Elle serra la main de son fils avant d’atteindre les galets. Un petit saut d’un mètre. Fort. Trop fort.
Il ne se plaignit pas. Il ne se plaignait jamais.
Elle ne pouvait pas savoir, alors, à quel point elle aimerait cet autre gosse qui devait prendre le même prénom que le sien.
Il était intelligent, imaginatif, pudique, il était comme elle aimait les hommes, comme elle aurait pu, voulu aimer un homme.
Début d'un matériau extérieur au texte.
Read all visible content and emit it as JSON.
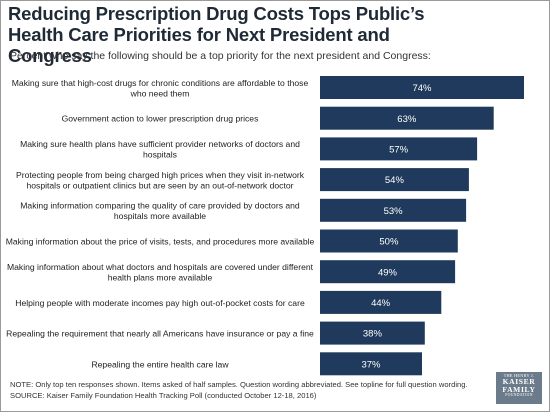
{
  "header": {
    "title": "Reducing Prescription Drug Costs Tops Public’s Health Care Priorities for Next President and Congress",
    "subtitle": "Percent who say the following should be a top priority for the next president and Congress:"
  },
  "chart_data": {
    "type": "bar",
    "orientation": "horizontal",
    "title": "Reducing Prescription Drug Costs Tops Public’s Health Care Priorities for Next President and Congress",
    "subtitle": "Percent who say the following should be a top priority for the next president and Congress:",
    "xlim": [
      0,
      74
    ],
    "grid": false,
    "bar_color": "#1f3a5c",
    "label_color": "#ffffff",
    "categories": [
      [
        "Making sure that high-cost drugs for chronic conditions are affordable to those",
        "who need them"
      ],
      [
        "Government action to lower prescription drug prices"
      ],
      [
        "Making sure health plans have sufficient provider networks of doctors and",
        "hospitals"
      ],
      [
        "Protecting people from being charged high prices when they visit in-network",
        "hospitals or outpatient clinics but are seen by an out-of-network doctor"
      ],
      [
        "Making information comparing the quality of care provided by doctors and",
        "hospitals more available"
      ],
      [
        "Making information about the price of visits, tests, and procedures more available"
      ],
      [
        "Making information about what doctors and hospitals are covered under different",
        "health plans more available"
      ],
      [
        "Helping people with moderate incomes pay high out-of-pocket costs for care"
      ],
      [
        "Repealing the requirement that nearly all Americans have insurance or pay a fine"
      ],
      [
        "Repealing the entire health care law"
      ]
    ],
    "values": [
      74,
      63,
      57,
      54,
      53,
      50,
      49,
      44,
      38,
      37
    ],
    "value_labels": [
      "74%",
      "63%",
      "57%",
      "54%",
      "53%",
      "50%",
      "49%",
      "44%",
      "38%",
      "37%"
    ]
  },
  "footer": {
    "note": "NOTE: Only top ten responses shown. Items asked of half samples. Question wording abbreviated. See topline for full question wording.",
    "source": "SOURCE: Kaiser Family Foundation Health Tracking Poll (conducted October 12-18, 2016)"
  },
  "logo": {
    "line1": "THE HENRY J.",
    "line2a": "KAISER",
    "line2b": "FAMILY",
    "line3": "FOUNDATION"
  }
}
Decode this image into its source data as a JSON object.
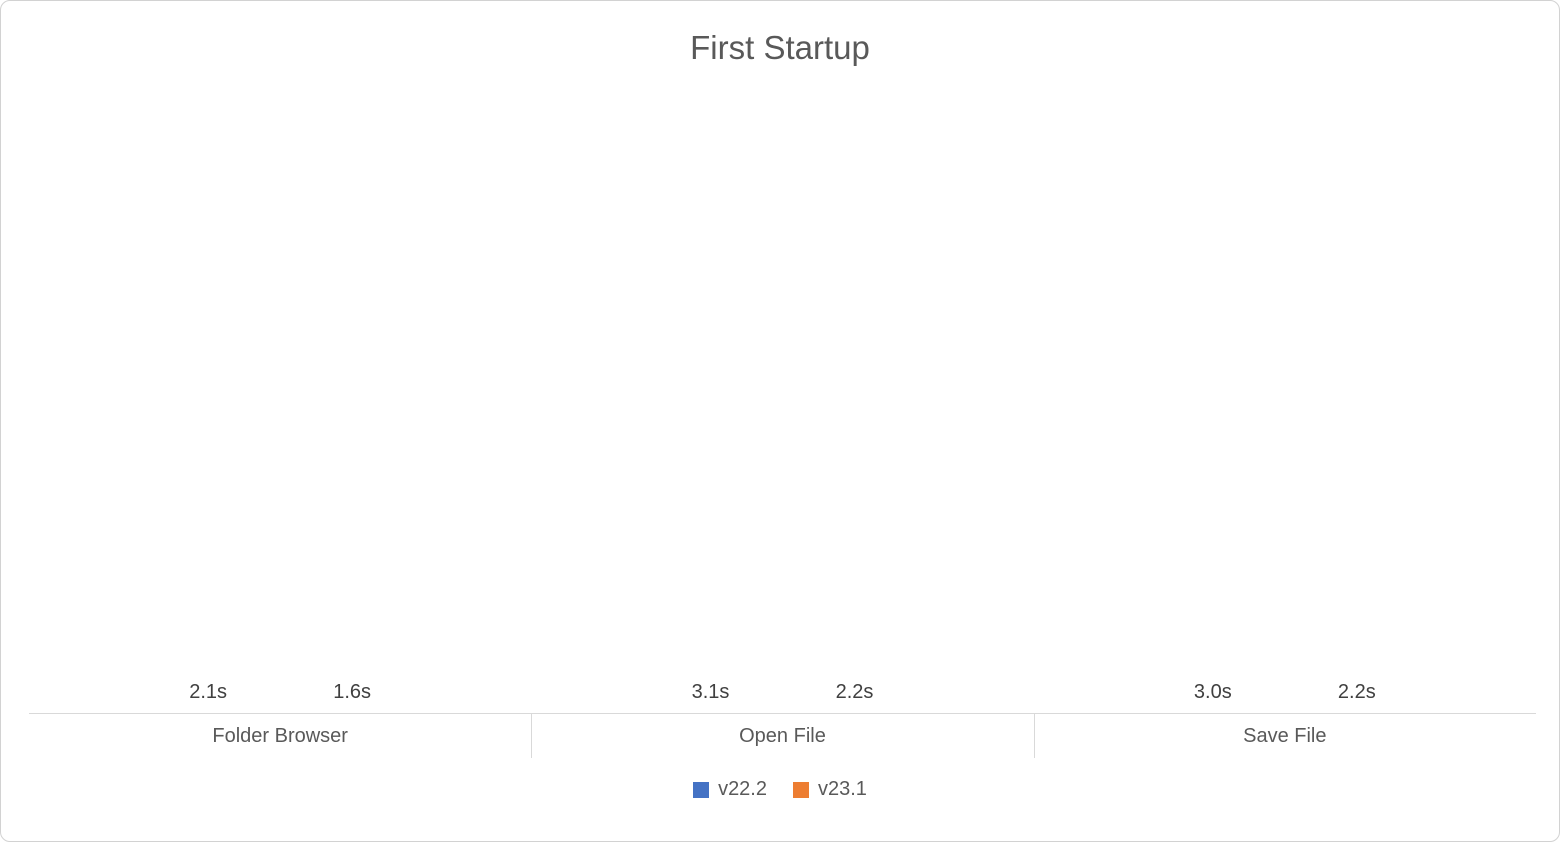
{
  "chart_data": {
    "type": "bar",
    "title": "First Startup",
    "categories": [
      "Folder Browser",
      "Open File",
      "Save File"
    ],
    "series": [
      {
        "name": "v22.2",
        "color": "#4472C4",
        "values": [
          2.1,
          3.1,
          3.0
        ],
        "labels": [
          "2.1s",
          "3.1s",
          "3.0s"
        ]
      },
      {
        "name": "v23.1",
        "color": "#ED7D31",
        "values": [
          1.6,
          2.2,
          2.2
        ],
        "labels": [
          "1.6s",
          "2.2s",
          "2.2s"
        ]
      }
    ],
    "unit": "s",
    "ylim": [
      0,
      4
    ],
    "grid": false,
    "y_axis_visible": false,
    "data_labels": true,
    "legend_position": "bottom",
    "colors": {
      "title_text": "#595959",
      "data_label_text": "#404040",
      "category_label_text": "#595959",
      "axis_line": "#d9d9d9",
      "chart_border": "#d2d2d2",
      "background": "#ffffff"
    }
  }
}
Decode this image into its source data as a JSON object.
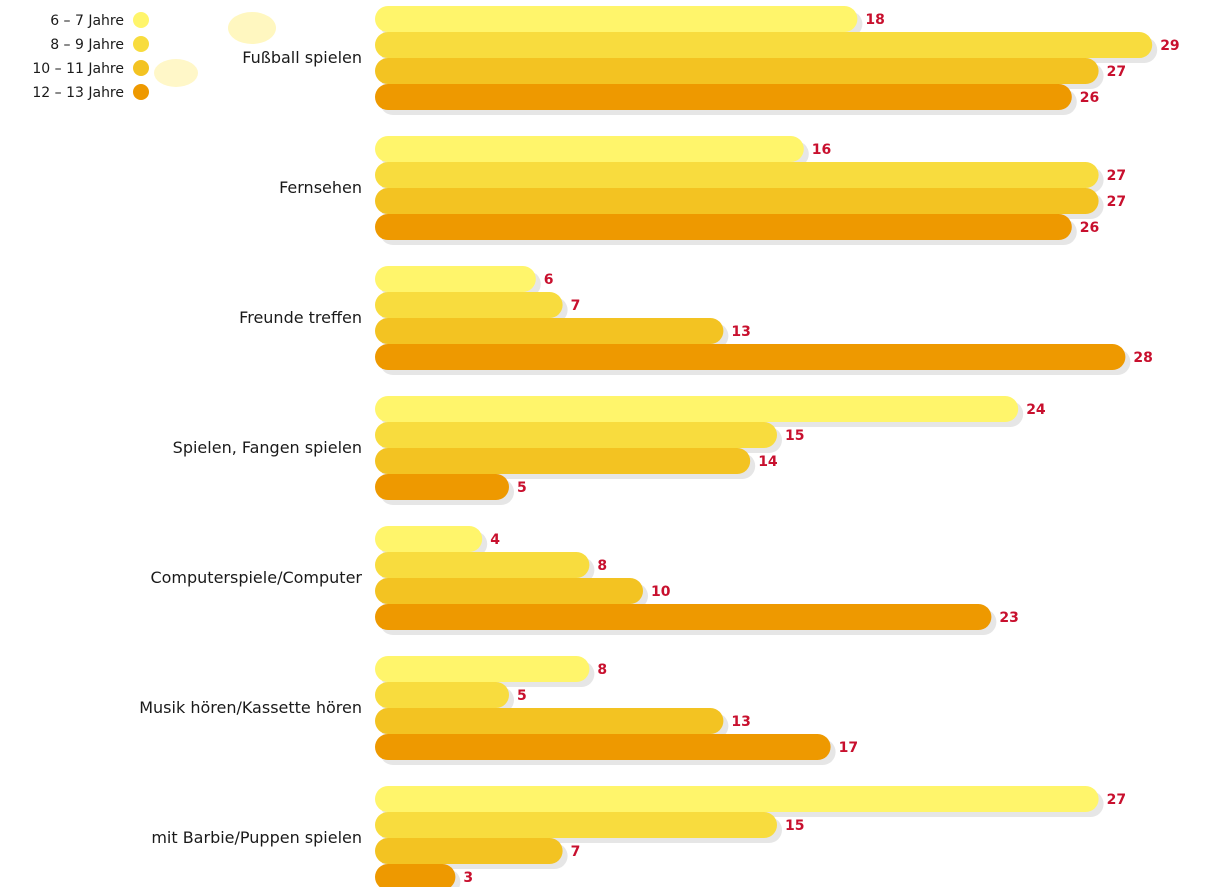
{
  "chart_data": {
    "type": "bar",
    "orientation": "horizontal",
    "categories": [
      "Fußball spielen",
      "Fernsehen",
      "Freunde treffen",
      "Spielen, Fangen spielen",
      "Computerspiele/Computer",
      "Musik hören/Kassette hören",
      "mit Barbie/Puppen spielen"
    ],
    "series": [
      {
        "name": "6 – 7 Jahre",
        "color": "#FFF56B",
        "values": [
          18,
          16,
          6,
          24,
          4,
          8,
          27
        ]
      },
      {
        "name": "8 – 9 Jahre",
        "color": "#F8DC3E",
        "values": [
          29,
          27,
          7,
          15,
          8,
          5,
          15
        ]
      },
      {
        "name": "10 – 11 Jahre",
        "color": "#F3C322",
        "values": [
          27,
          27,
          13,
          14,
          10,
          13,
          7
        ]
      },
      {
        "name": "12 – 13 Jahre",
        "color": "#EE9900",
        "values": [
          26,
          26,
          28,
          5,
          23,
          17,
          3
        ]
      }
    ],
    "xlim": [
      0,
      29
    ],
    "legend_position": "top-left",
    "grid": false,
    "value_label_color": "#C8102E"
  }
}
Gentil, réfléchi, sensible à la fantaisie et à la poésie, s’intéressant aux fusées plus qu’aux voitures, aux baguettes magiques plus qu’aux sabres, aux rosiers plus qu’aux ballons, aux dragons plus qu’aux chiens.
Elle était prête à tout pour lui, même s’il ne l’aimait pas, pas comme une maman, pas encore, mais ça viendrait. Avec le temps. Et s’il n’avait pas le temps, il l’aimerait à travers ses souvenirs, si elle mourait pour lui.
Un instant, sans même se retourner vers Zerda, elle imagina que les embruns salés qui coulaient sur sa gorge nue la rendaient désirable.
Ils avaient atteint la plage et progressaient plus lentement encore. Amanda en était désormais certaine, la marée montait, rapidement, roulant les galets secs et les ramenant mouillés, quelques centimètres plus loin, dans un bruit de chantier. Malone ne lâchait pas des yeux les maisons sur pilotis, alignées et abandonnées.
Zerda était passé devant. Il désigna des yeux la troisième maison, celle aux volets brisés, sans même que son regard glisse vers Amanda, encore moins dans son décolleté détrempé. Il en ajouta même un peu, surjouant l’indifférence, en se penchant vers Malone sur le ton de la confidence comme si sa mère n’existait plus.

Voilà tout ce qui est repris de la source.